Kuatnya sistem ekonomi di kalangan masyarakat Tionghoa dan pengondisian lewat sistem pemerintahan pada akhirnya menguatkan pandangan umum di kalangan masyarakat Tionghoa sendiri bahwa semua bisa diselesaikan dengan uang. Maka lahirlah Anggodo-Anggodo Indonesia yang kehebatannya membuat orang geleng kepala sekaligus mengingatkan kembali akan stigma negatif masyarakat Tionghoa Indonesia.
Oleh karena itu, memahami akar sejarah jelas menjadi bagian penting untuk semua pihak. Misalnya, bagaimana sejarah kita mencatat percampuran darah pribumi dan Tionghoa sejak berabad lalu. Sarjana Belanda C Lekkerkerker menyebutkan 80% penduduk pantai utara Jawa berdarah China.
Pemahaman akan sejarah itu bisa sangat membantu menghapus stigma negatif kedua belah pihak. Setiap pihak barangkali akan berpikir dua kali untuk melakukan hal-hal negatif. Siapa tahu dalam darah mereka mengalir warisan gen dari Asia timur jauh.
Jangan cengeng
Dalam salah satu makalah yang kemudian dirangkum dalam buku Anti-China, Kapitalis China dan Gerakan China, Onghokham menyinggung keanehan masa Orde Baru. Ketika itu, para birokrat, polisi, militer punya kekuasaan begitu besar, tetapi bergaji kecil. Sementara itu, ada orang China yang relatif cukup mampu dan akhirnya menjadi sapi perahan, sekaligus menyerahkan diri sebagai sapi perah agar seluruh urusan yang berkaitan dengan birokrasi bisa berjalan lancar. Sampai saat ini masih banyak etnis Tionghoa yang harus mengeluarkan uang lebih banyak daripada etnis lainnya jika mengurus surat di tingkatan birokrasi.

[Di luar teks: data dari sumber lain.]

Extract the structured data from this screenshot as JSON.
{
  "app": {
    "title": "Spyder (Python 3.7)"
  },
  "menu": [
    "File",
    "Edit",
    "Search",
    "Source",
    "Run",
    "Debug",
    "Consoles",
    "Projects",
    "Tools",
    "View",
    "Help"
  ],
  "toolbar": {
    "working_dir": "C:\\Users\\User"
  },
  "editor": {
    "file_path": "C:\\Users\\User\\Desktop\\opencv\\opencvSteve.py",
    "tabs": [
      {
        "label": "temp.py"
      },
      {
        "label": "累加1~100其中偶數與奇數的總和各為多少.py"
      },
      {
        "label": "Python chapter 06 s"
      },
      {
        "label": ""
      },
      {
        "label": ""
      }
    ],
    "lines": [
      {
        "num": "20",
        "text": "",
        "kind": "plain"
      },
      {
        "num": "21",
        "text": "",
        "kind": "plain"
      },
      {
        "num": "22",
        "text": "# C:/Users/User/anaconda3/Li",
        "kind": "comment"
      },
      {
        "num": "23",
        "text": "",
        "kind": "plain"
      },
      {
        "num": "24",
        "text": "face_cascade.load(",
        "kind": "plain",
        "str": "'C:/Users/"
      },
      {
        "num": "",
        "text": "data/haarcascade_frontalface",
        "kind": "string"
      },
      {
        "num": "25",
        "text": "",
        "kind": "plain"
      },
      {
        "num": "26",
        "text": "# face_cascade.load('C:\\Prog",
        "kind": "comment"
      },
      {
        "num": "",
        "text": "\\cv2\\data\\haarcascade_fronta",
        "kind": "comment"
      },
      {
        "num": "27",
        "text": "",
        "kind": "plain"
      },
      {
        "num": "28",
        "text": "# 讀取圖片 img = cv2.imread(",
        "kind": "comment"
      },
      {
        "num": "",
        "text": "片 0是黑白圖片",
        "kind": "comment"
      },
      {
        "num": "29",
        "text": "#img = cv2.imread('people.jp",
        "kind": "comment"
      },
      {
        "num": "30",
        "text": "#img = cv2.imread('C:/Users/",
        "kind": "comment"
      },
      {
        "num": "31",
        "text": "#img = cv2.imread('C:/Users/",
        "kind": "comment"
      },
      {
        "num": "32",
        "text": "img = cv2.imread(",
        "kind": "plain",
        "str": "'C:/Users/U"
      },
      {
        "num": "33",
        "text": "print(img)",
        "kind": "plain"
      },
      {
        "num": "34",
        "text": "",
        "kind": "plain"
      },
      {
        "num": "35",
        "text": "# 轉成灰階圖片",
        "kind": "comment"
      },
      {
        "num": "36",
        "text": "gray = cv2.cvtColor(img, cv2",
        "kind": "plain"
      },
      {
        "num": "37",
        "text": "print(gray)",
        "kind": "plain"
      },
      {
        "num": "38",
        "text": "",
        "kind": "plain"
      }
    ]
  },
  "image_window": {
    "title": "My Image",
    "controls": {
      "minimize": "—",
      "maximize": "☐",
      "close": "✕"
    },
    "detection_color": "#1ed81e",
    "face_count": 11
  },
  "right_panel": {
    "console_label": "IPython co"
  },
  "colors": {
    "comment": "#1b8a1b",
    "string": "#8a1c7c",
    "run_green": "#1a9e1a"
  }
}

Onghokham melihat apa yang terjadi berkaitan dengan kesalahan sistem kenegaraan dan lemahnya kontrol. Sejak lama dia meramalkan masa depan Indonesia mungkin akan tergantung dari hubungan mayoritas minoritas serta pemecahannya.
Namun, di situasi terkini, si kambing hitam dan yang mengambinghitamkan janganlah menjadi cengeng. Yang terpenting sudah terlihat niat baik pemerintah di tataran kebijakan.
Di masa pemerintahan Gusdur, Instruksi Presiden (Inpres) No 14/1967 yang melarang etnis Tionghoa merayakan pesta agama dan penggunaan huruf-huruf China dicabut. Masa presiden berikutnya, Megawati--diterbitkan Keppres No 19/2002--menjadikan Imlek sebagai hari libur nasional.
Perkara ada anggapan dalam tataran pelaksanaan belum bersungguh-sungguh, rasanya wajar saja. Sebab tak ada perolehan instan. Semua perlu dan butuh proses. Kelahiran Anggodo versi terbaru juga bisa dikatakan sebagai proses penyadaran.
Untuk itu, tak bisa hanya pemerintah yang berperan. Diperlukan pula peran masyarakat umum, termasuk dari etnis Tionghoa sendiri. Berbagai perlakuan yang merugikan warga Tionghoa tidak dapat dilihat sebagai kesalahan satu pihak, tetapi harus didudukkan sebagai kegagalan semua pihak dalam bangunan interaksi sosial.
Hancurkan prasangka
Lalu, perilaku apa saja yang harus diubah dan prasangka seperti apa yang perlu dibuang dari kedua belah pihak? Pertama, anggapan golongan masyarakat Tionghoa anasionalis dan asosial. Bagaimana pun, sejarah membuktikan, etnis Tionghoa tak hanya menghadirkan figur seperti Anggodo atau Alin, tapi juga banyak yang berkiprah di bidang sosial dan berjiwa nasionalis seperti Yap Thiam Hien, Rudy Hartono, Onghokham, Soe Hok Gie, Kwik Kian Gie, dan segudang nama lagi yang harus diakui ketulusan pengabdiannya.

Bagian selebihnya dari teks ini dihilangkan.